Diese Verkennung freiheitlicher Partei-DNA dürfte auch Herbert Kickl irritieren, ließ doch schon seine ehemalige Agentur "Ideenschmiede" ihre Bereitschaft zu Korruption in Verträge schreiben. Dass nun in Graz jene freiheitlichen Abgeordneten, die an der Aufklärung des FPÖ-Finanzskandals um Spitzenfunktionäre der Stadtpartei mitwirken wollten, eine neue Fraktion namens "Korruptionsfreier Gemeinderatsklub" gegründet haben, verblüfft mehr, als dass sie zuvor auf Geheiß Kickls aus der Partei ausgeschlossen wurden.

Aggressionen gegen Van der Bellen

Als Reaktion auf diese Korruptionsaffäre wird seitens der FPÖ von einer "Hetze gegen Herbert Kickl" gesprochen – als Vorwurf ähnlich bizarr wie "Lüge gegen Baron Münchhausen". Dass den Blauen Alexander Van der Bellen als schlimmster "Hetzer" gilt, ist wiederum nachvollziehbar, zumal sie von ihm mit einer perfiden Aktion im Parlament provoziert wurden.
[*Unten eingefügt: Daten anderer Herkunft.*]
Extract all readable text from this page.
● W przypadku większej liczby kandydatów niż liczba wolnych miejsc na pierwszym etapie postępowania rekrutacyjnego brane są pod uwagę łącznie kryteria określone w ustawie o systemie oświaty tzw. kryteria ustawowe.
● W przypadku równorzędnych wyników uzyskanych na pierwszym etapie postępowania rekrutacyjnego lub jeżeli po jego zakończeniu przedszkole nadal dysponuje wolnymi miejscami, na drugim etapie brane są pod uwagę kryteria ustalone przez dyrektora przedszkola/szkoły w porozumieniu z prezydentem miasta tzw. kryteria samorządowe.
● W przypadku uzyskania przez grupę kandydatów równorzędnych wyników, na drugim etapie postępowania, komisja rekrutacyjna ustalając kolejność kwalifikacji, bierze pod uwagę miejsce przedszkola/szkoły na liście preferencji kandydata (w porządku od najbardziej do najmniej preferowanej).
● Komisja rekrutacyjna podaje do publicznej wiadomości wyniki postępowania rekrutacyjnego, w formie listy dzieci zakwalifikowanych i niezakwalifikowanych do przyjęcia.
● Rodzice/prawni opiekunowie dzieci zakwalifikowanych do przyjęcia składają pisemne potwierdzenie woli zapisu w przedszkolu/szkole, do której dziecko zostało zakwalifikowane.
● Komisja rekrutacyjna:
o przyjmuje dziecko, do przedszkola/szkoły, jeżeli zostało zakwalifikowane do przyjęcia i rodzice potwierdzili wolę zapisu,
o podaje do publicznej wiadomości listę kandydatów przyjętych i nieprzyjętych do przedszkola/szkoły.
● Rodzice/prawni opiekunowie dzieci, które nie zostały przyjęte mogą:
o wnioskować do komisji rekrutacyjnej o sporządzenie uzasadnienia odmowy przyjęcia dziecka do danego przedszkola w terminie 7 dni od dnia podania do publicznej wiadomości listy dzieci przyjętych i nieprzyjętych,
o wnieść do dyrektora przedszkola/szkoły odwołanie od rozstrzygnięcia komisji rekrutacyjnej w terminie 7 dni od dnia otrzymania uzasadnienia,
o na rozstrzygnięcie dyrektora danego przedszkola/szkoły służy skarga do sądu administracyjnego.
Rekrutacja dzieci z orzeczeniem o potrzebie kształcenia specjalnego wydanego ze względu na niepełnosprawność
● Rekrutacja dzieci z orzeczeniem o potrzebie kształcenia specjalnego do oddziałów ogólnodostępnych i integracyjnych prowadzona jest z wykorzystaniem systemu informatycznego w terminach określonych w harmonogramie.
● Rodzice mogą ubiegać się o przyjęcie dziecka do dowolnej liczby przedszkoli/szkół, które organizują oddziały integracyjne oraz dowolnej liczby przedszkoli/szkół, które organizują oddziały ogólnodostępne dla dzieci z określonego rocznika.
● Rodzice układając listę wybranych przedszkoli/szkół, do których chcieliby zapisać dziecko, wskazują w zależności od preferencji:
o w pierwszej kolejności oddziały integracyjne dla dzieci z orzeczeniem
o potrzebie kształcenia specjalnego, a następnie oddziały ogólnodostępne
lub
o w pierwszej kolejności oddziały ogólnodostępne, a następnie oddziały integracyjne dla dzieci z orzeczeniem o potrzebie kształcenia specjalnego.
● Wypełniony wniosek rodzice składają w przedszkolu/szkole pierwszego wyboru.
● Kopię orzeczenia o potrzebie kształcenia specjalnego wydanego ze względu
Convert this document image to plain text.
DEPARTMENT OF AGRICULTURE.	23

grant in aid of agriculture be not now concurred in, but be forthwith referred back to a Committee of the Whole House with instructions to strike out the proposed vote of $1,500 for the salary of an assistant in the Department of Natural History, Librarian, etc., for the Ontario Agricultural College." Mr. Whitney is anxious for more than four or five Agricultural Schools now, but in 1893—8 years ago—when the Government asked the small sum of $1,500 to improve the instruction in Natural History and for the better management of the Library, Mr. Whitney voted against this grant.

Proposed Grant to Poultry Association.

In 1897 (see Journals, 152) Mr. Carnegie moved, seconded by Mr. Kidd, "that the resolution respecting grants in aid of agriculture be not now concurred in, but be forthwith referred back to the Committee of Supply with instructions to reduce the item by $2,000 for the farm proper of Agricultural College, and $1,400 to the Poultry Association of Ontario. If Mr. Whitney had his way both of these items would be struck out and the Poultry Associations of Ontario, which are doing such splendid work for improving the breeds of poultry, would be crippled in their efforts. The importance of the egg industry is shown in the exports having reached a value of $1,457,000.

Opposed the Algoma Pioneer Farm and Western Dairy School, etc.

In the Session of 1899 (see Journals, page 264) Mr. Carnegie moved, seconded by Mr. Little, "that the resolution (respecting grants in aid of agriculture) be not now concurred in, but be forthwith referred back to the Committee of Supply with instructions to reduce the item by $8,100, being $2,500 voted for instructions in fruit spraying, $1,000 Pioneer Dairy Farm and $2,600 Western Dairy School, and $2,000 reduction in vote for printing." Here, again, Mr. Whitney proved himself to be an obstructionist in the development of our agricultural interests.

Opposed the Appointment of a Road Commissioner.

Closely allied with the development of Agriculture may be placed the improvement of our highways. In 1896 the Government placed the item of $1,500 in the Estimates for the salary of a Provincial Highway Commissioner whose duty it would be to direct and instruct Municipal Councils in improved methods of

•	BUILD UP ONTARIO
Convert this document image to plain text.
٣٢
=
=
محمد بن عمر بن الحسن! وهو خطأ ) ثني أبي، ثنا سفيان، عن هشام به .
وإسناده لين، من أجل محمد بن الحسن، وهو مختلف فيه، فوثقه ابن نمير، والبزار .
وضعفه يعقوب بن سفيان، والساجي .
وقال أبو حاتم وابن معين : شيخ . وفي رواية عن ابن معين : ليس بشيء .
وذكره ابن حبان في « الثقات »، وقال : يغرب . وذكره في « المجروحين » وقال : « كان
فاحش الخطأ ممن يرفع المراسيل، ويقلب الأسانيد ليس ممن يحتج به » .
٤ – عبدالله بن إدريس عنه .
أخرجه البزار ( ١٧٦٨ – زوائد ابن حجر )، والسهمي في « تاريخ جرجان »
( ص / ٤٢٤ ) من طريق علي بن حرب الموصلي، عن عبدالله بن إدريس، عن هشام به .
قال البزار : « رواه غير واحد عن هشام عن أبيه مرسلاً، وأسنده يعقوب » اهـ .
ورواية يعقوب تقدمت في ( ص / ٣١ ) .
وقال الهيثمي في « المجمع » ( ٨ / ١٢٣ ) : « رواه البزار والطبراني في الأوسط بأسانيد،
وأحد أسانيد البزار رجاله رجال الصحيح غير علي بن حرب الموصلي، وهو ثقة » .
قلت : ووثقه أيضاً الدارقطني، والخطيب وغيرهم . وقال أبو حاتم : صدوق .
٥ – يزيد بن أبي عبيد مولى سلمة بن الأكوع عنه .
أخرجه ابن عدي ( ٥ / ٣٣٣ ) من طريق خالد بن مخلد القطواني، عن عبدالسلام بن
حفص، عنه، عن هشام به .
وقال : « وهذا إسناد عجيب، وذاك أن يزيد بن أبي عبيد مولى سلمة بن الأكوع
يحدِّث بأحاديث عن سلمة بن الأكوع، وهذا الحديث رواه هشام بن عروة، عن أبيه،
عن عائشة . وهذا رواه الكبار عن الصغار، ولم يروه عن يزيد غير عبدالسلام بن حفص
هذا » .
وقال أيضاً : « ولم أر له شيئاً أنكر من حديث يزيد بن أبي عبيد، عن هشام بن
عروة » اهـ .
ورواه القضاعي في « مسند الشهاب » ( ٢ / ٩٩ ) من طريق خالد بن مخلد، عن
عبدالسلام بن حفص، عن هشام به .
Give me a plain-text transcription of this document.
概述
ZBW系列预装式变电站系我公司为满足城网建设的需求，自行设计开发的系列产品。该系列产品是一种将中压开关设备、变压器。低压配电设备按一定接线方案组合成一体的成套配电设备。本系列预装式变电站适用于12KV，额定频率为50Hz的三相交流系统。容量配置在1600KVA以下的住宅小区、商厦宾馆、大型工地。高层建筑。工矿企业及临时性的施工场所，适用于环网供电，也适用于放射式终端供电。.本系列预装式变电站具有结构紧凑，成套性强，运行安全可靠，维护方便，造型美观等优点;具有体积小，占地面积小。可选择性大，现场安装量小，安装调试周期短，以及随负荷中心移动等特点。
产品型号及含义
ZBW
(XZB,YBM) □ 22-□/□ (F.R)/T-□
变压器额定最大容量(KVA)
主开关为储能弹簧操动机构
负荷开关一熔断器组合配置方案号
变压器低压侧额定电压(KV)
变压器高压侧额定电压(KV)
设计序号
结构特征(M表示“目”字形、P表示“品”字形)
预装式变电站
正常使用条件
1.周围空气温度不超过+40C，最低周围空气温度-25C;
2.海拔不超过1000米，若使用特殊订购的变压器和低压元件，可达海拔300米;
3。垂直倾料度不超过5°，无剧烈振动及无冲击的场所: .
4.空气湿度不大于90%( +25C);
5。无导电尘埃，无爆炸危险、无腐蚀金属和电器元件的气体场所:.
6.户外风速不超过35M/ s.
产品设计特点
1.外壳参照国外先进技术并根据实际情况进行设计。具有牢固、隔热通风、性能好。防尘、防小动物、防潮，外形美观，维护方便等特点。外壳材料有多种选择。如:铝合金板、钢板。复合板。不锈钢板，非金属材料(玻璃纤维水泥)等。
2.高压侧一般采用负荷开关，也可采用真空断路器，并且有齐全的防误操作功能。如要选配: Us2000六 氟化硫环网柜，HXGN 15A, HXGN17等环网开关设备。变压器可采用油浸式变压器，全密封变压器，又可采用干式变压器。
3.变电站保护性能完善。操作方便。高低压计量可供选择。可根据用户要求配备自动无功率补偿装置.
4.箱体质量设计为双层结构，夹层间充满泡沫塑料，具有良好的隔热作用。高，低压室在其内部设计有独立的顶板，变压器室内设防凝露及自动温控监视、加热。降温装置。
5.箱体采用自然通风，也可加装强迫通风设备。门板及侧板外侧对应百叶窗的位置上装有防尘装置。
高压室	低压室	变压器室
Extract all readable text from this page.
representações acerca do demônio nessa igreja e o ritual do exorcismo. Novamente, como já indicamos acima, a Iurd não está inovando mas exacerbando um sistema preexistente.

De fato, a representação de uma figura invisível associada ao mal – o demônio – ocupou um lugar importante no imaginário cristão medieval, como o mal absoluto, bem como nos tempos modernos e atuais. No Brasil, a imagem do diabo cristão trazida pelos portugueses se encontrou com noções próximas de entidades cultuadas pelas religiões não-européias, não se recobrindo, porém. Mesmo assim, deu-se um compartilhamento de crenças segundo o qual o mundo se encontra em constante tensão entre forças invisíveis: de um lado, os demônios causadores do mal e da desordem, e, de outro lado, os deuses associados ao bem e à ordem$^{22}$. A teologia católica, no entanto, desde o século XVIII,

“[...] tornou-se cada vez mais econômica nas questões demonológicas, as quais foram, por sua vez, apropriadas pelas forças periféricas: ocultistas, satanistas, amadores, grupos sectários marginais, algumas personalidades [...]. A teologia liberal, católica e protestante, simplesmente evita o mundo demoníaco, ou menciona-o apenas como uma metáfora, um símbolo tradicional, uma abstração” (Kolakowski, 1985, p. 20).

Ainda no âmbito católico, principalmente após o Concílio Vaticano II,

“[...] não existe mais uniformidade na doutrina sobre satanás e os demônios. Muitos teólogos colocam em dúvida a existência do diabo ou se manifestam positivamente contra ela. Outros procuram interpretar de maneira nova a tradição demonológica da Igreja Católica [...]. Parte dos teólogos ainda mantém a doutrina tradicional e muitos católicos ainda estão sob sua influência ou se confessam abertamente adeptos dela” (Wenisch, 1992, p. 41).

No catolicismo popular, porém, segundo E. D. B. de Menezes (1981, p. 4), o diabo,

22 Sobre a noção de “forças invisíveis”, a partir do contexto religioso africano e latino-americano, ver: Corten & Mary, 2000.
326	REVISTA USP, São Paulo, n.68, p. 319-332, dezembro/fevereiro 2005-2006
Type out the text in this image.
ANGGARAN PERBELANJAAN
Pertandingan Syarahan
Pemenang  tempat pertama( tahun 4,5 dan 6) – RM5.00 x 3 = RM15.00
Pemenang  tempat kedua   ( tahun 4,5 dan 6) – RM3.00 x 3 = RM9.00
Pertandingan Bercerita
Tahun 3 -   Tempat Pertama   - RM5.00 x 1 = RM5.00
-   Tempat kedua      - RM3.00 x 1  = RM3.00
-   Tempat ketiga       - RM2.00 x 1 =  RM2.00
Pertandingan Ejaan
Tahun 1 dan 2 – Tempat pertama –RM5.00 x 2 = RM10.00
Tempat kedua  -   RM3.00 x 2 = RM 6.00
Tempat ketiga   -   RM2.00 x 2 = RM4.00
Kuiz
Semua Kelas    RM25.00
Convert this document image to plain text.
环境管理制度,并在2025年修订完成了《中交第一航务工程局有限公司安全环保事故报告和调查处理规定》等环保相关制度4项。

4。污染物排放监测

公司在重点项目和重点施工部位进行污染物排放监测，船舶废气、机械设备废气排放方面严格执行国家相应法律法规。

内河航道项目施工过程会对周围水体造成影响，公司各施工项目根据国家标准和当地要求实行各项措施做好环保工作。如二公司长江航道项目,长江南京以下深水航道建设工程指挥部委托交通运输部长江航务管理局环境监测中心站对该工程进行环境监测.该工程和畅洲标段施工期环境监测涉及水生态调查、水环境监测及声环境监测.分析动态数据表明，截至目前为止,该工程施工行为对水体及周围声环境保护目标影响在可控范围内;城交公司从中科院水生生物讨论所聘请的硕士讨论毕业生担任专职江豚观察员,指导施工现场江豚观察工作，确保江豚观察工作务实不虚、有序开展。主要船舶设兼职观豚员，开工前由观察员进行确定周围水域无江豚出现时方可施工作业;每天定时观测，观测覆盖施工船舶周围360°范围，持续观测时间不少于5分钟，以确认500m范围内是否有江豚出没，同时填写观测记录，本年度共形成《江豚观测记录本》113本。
Der vermeintlich harmlose Appell des Bundespräsidenten an die Abgeordneten – "Ich bitte Sie, Ihren Sitznachbarn anzuschauen!" – nötigte Herbert Kickl und Dagmar Belakowitsch zu wechselseitigen, kaum zumutbaren Anblicken. Seither haben Kickls Aggressionen gegen Van der Bellen ein neues Level erreicht. Er werde ihm "den Schädel wieder geraderichten" drohte Kickl und erinnerte damit an seine frühere Aussage, wonach er FPÖ-Gegnern einen "Schlag aufs Hosentürl verpassen" wolle. Eine glaubwürdigere Drohung als die angekündigte Kopf-Attacke gegen das Staatsoberhaupt, liegt doch aus Kickls Perspektive das Hosentürl des Gegners meist auf Augenhöhe. Der Begriff "unter der Gürtellinie" beschreibt bei ihm nicht nur seinen bevorzugten Kampfstil, sondern die Gesamtpersönlichkeit.

Moskau-Connections

Mehr als den angedrohten körperlichen Angriff dürfte Van der Bellen aber die Auswirkungen eines Bundeskanzlers Kickl auf die Sicherheit Österreichs fürchten. Schon in dessen Zeit als Innenminister haben ausländische Geheimdienste aufgrund der dieser Tage wieder mit Dokumenten belegten Moskau-Connections der FPÖ ihre Zusammenarbeit mit heimischen Behörden eingeschränkt.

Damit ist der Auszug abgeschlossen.